Causes of Contact Dermatitis
The causes of contact dermatitis differ between the two types but generally include hard metals, additives, plants, certain types of water, acids, detergents and preservatives, among others.
Common Triggers for Irritant Contact Dermatitis are;
- Soap, Solvents, Detergents, Bleach
- Soil, Dust
- Overly Acidic and Alkaline Substances
- Mustard Plants
- Battery Acid
- Pepper Spray
- Water (particularly if your hands are cracked and the water is hard)
- Citrus Fruits (peels, juice etc.)
Common Triggers for Allergic Contact Dermatitis are;
- Perfumes, Hair Dyes, Other Cosmetics
- Chromate, Nickel, Cobalt
- Some jewelry elements
- Latex Gloves
- Poison Ivy
- Poison Sumac
Treatments of Contact Dermatitis
When it comes to treating contact dermatitis, many people opt for pure avoidance of the offending substance like topical steroids, moisturizers, antibiotics, and preventative measures (hands), among others.

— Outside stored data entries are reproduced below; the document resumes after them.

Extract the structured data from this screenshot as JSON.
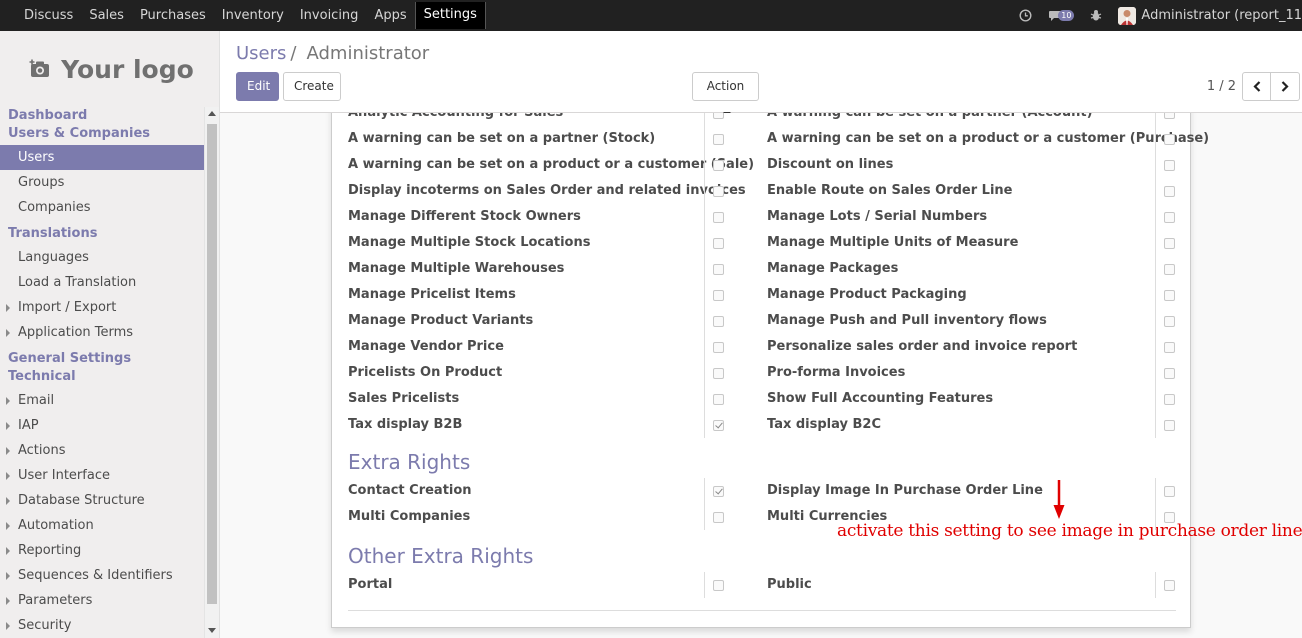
{
  "topbar": {
    "menu": [
      "Discuss",
      "Sales",
      "Purchases",
      "Inventory",
      "Invoicing",
      "Apps",
      "Settings"
    ],
    "active": "Settings",
    "messages_count": "10",
    "user": "Administrator (report_11"
  },
  "sidebar": {
    "logo_text": "Your logo",
    "items": [
      {
        "label": "Dashboard",
        "kind": "head"
      },
      {
        "label": "Users & Companies",
        "kind": "head"
      },
      {
        "label": "Users",
        "kind": "item",
        "active": true
      },
      {
        "label": "Groups",
        "kind": "item"
      },
      {
        "label": "Companies",
        "kind": "item"
      },
      {
        "label": "Translations",
        "kind": "head"
      },
      {
        "label": "Languages",
        "kind": "item"
      },
      {
        "label": "Load a Translation",
        "kind": "item"
      },
      {
        "label": "Import / Export",
        "kind": "tree"
      },
      {
        "label": "Application Terms",
        "kind": "tree"
      },
      {
        "label": "General Settings",
        "kind": "head"
      },
      {
        "label": "Technical",
        "kind": "head"
      },
      {
        "label": "Email",
        "kind": "tree"
      },
      {
        "label": "IAP",
        "kind": "tree"
      },
      {
        "label": "Actions",
        "kind": "tree"
      },
      {
        "label": "User Interface",
        "kind": "tree"
      },
      {
        "label": "Database Structure",
        "kind": "tree"
      },
      {
        "label": "Automation",
        "kind": "tree"
      },
      {
        "label": "Reporting",
        "kind": "tree"
      },
      {
        "label": "Sequences & Identifiers",
        "kind": "tree"
      },
      {
        "label": "Parameters",
        "kind": "tree"
      },
      {
        "label": "Security",
        "kind": "tree"
      }
    ]
  },
  "control_panel": {
    "breadcrumb_parent": "Users",
    "breadcrumb_sep": "/",
    "breadcrumb_current": "Administrator",
    "edit_label": "Edit",
    "create_label": "Create",
    "action_label": "Action",
    "pager": "1 / 2"
  },
  "rights": [
    {
      "left": "Analytic Accounting for Sales",
      "left_checked": false,
      "right": "A warning can be set on a partner (Account)",
      "right_checked": false
    },
    {
      "left": "A warning can be set on a partner (Stock)",
      "left_checked": false,
      "right": "A warning can be set on a product or a customer (Purchase)",
      "right_checked": false
    },
    {
      "left": "A warning can be set on a product or a customer (Sale)",
      "left_checked": false,
      "right": "Discount on lines",
      "right_checked": false
    },
    {
      "left": "Display incoterms on Sales Order and related invoices",
      "left_checked": false,
      "right": "Enable Route on Sales Order Line",
      "right_checked": false
    },
    {
      "left": "Manage Different Stock Owners",
      "left_checked": false,
      "right": "Manage Lots / Serial Numbers",
      "right_checked": false
    },
    {
      "left": "Manage Multiple Stock Locations",
      "left_checked": false,
      "right": "Manage Multiple Units of Measure",
      "right_checked": false
    },
    {
      "left": "Manage Multiple Warehouses",
      "left_checked": false,
      "right": "Manage Packages",
      "right_checked": false
    },
    {
      "left": "Manage Pricelist Items",
      "left_checked": false,
      "right": "Manage Product Packaging",
      "right_checked": false
    },
    {
      "left": "Manage Product Variants",
      "left_checked": false,
      "right": "Manage Push and Pull inventory flows",
      "right_checked": false
    },
    {
      "left": "Manage Vendor Price",
      "left_checked": false,
      "right": "Personalize sales order and invoice report",
      "right_checked": false
    },
    {
      "left": "Pricelists On Product",
      "left_checked": false,
      "right": "Pro-forma Invoices",
      "right_checked": false
    },
    {
      "left": "Sales Pricelists",
      "left_checked": false,
      "right": "Show Full Accounting Features",
      "right_checked": false
    },
    {
      "left": "Tax display B2B",
      "left_checked": true,
      "right": "Tax display B2C",
      "right_checked": false
    }
  ],
  "extra_rights": {
    "title": "Extra Rights",
    "rows": [
      {
        "left": "Contact Creation",
        "left_checked": true,
        "right": "Display Image In Purchase Order Line",
        "right_checked": false
      },
      {
        "left": "Multi Companies",
        "left_checked": false,
        "right": "Multi Currencies",
        "right_checked": false
      }
    ]
  },
  "other_extra_rights": {
    "title": "Other Extra Rights",
    "rows": [
      {
        "left": "Portal",
        "left_checked": false,
        "right": "Public",
        "right_checked": false
      }
    ]
  },
  "annotation": "activate this setting to see image in purchase order line",
  "colors": {
    "accent": "#7c7bad",
    "topbar": "#212121",
    "annotation": "#e00000"
  }
}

Given that this condition occurs when you come in contact with an irritant, allergen, chemical or substance, the easiest way to avoid these rash breakouts is simply by avoiding the substance in the future. If you can narrow down the cause, typically with patch testing, it is much easier to isolate the offending compound and try to avoid it. Unfortunately, some of the common irritants are additives in common products or are natural parts of certain jobs. In these cases, proper preventative measures and at-home treatments are often the best options.
Cracked and dry skin is far more susceptible to negative reactions like contact dermatitis. Therefore, it is very important to prevent dry skin, namely through the use of moisturizers. This can be in common store-bought brands or more natural solutions, such as coconut oil or other essential oil blends.
Since irritant contact dermatitis so often affects the hands, a simple means of treatment is to wear gloves and other protective measures in the future. Provided your condition isn’t too serious, the symptoms should go away relatively soon.
Topical steroid creams are very good at reducing inflammation on irritated areas of the skin. These can be of varying strengths, and can often work for years, but it isn’t a permanent solution. Eventually, these sorts of irritated areas become more resistant to steroids, requiring stronger doses, which may have other side effects. Only occasional use of topical steroids is recommended, to ensure their long-term efficacy. Short periods of more intense steroid injections can also help to clear up a case of chronic dermatitis.
If you don’t handle an outbreak of contact dermatitis quickly, the skin can crack, leaving it wide open for infections. As a result, antibiotics are occasionally prescribed if the dermatitis has progressed significantly.
Is Contact Dermatitis Contagious?
Although some claim that contact dermatitis can be passed from one person to another, it cannot be transferred. Each occurrence of contact dermatitis is specific to each person’s sensitivities and unique immune system. Contagious conditions are based on an infectious pathogen or microbe, and that isn’t the cause of contact dermatitis.
When people claim that they have caught contact dermatitis from a partner or child, it may be a case where similar sensitivities are present in both individuals but there is no recorded evidence of dermatitis rashes being contagious in any way.
Contact Dermatitis on the Face & Hands
As mentioned earlier, the most common sites for contact dermatitis are the hands and face; this is largely because our hands is one part of the body that easily comes in contact with the most potential allergens, chemicals and irritants. Furthermore, we unconsciously touch our faces dozens, if not hundreds of times a day, including areas near our mucus membranes (e.g., eyes, mouth, nose). In the case of irritant contact dermatitis, it is possible to transfer an irritant from the hands to the face very easily.
In the case of severe facial contact dermatitis, particularly involving the eyes, mouth or nose, it is best to speak with a doctor to identify the specific allergen. The skin on the face is more sensitive than the hands and reactions will tend to be more severe and appear more rapidly.